Perfecting sourdough — bread made with fermented flour using naturally-occurring yeast — is worthy of an entire article, or even a book of its own, Klann said.

“It took me the better part of a year to get good at it, and I turned out some bad sourdough in that time,” she said. “It’s a pretty steep learning curve.”

Klann said a home baker’s best bet to get good at bread is the same as the way to Carnegie Hall: practice, practice, practice.

“Find a recipe that came out OK one time, and make it over and over until you’re good at it,” she said. “If something goes wrong, you’ll figure it out quicker.”

Bread baking is also influenced by ambient conditions, she said, including outside weather, humidity, temperature and other factors.

“This might sound weird, but try keeping a bread journal,” Klann said. “Is it 100 degrees in your kitchen? Is it raining? Is it cold out? You think you’ll remember, but you never do, which is where writing it down comes in. Don’t fret — you’ll get there.”

Fine ingredients

For those looking to step up their bread baking game, ingredients can make a big difference, said Beth Ginsberg, the owner of Englewood’s Trompeau Bakery, which specializes in classic French breads and pastries.

“Grocery store flour can be weeks old, and it can sit in your cabinet a lot longer than that,” Ginsberg said. “Here at the bakery, we’re using fresh, high-gluten flours, which also have a much higher moisture content that dissipates the older it gets. We’re also using live yeast, not the dried stuff, which is a lot more finicky but produces some really wonderful bread.”

Trompeau sells smaller amounts of high-end flour and yeast to home bakers wanting to give the good stuff a try, she said.

Rande Smith, Trompeau’s head bread baker, said he hasn’t adjusted any of the bakery’s recipes to adjust for high elevation, but that’s because he works dough by feel.

“Every batch of flour is a little different,” Smith said as he dumped a sack of flour into a jumbo mixer. “It comes from wheat, which of course is a plant — wheat from different places, from different years will all have slight variations. Some absorbs more water, for instance, or responds to yeast differently.”

Smith said even without fancy ingredients, home bakers can improve their bread by avoiding common mistakes like letting the dough get too warm.

“People wake up their yeast with warm water, but you really don’t want the dough that warm,” he said. “Even a stand mixer like a Kitchenaid can warm it up too much.”

Good dough shouldn’t register higher than 75 degrees, he said, and many good recipes call for letting dough rise overnight in the refrigerator.

Baking through time

The intricacies of high-elevation baking go back to Colorado’s settler period, said Andrea Wilhelm, a historical interpreter at the Littleton Museum, which features a working pioneer-style homestead.

Many pioneer diaries and letter mention making alterations for elevation, Wilhelm said.

“Early cooks were intuitive cooks,” Wilhelm said. “There wasn’t so much science behind it as trial and error.

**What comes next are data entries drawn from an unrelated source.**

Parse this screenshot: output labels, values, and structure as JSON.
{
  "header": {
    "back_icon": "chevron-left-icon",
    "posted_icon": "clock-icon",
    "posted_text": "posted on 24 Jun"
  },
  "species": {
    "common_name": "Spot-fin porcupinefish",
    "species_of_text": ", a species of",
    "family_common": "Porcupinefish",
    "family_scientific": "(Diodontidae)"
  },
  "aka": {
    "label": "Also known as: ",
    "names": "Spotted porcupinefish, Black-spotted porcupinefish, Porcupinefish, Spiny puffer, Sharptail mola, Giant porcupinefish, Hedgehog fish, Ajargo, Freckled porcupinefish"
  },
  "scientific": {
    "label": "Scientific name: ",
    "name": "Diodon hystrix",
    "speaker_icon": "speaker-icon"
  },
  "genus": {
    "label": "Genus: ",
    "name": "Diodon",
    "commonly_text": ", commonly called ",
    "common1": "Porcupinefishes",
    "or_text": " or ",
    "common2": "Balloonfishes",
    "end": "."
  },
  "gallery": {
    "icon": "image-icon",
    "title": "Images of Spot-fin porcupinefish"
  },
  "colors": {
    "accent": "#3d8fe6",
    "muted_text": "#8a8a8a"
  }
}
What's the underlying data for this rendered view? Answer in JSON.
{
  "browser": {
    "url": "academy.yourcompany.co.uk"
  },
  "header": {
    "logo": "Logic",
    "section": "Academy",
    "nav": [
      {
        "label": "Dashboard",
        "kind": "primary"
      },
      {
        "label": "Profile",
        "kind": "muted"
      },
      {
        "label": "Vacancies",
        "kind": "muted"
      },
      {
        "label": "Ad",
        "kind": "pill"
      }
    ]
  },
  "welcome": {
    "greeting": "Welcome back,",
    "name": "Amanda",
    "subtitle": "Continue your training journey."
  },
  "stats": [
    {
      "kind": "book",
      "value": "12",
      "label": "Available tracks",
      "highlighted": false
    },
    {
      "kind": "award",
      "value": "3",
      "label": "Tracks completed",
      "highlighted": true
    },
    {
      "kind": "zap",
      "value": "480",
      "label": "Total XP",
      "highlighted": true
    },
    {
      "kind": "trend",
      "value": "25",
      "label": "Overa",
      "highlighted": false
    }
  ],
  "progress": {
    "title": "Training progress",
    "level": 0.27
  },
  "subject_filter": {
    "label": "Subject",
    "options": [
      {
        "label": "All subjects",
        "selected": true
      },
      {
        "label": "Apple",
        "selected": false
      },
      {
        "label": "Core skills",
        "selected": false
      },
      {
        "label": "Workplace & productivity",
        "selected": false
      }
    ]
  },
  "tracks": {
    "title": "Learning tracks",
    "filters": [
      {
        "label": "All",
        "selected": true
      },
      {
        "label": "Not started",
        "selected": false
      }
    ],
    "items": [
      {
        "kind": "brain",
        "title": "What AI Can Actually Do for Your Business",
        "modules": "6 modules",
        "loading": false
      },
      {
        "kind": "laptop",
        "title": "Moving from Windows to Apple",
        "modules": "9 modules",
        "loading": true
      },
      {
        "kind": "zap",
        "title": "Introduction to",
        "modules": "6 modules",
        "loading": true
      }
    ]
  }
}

Cooks were constantly asking themselves if the batter and looked and felt consistent with past experiences.”

Colorado was settled decades after places like California, Utah and other high-elevation locales, Wilhelm said, so settlers were already aware that baking would be trickier here.

Early recipes were also more “robust,” Wilhelm said, and were more forgiving of errors. Over time, though, “recipes became more delicate with refined flours and sugars, so the room for error increased.”

But just like in the early days, “so much of it is about experience,” said Smith, the head baker at Trompeau. “Don’t give up.”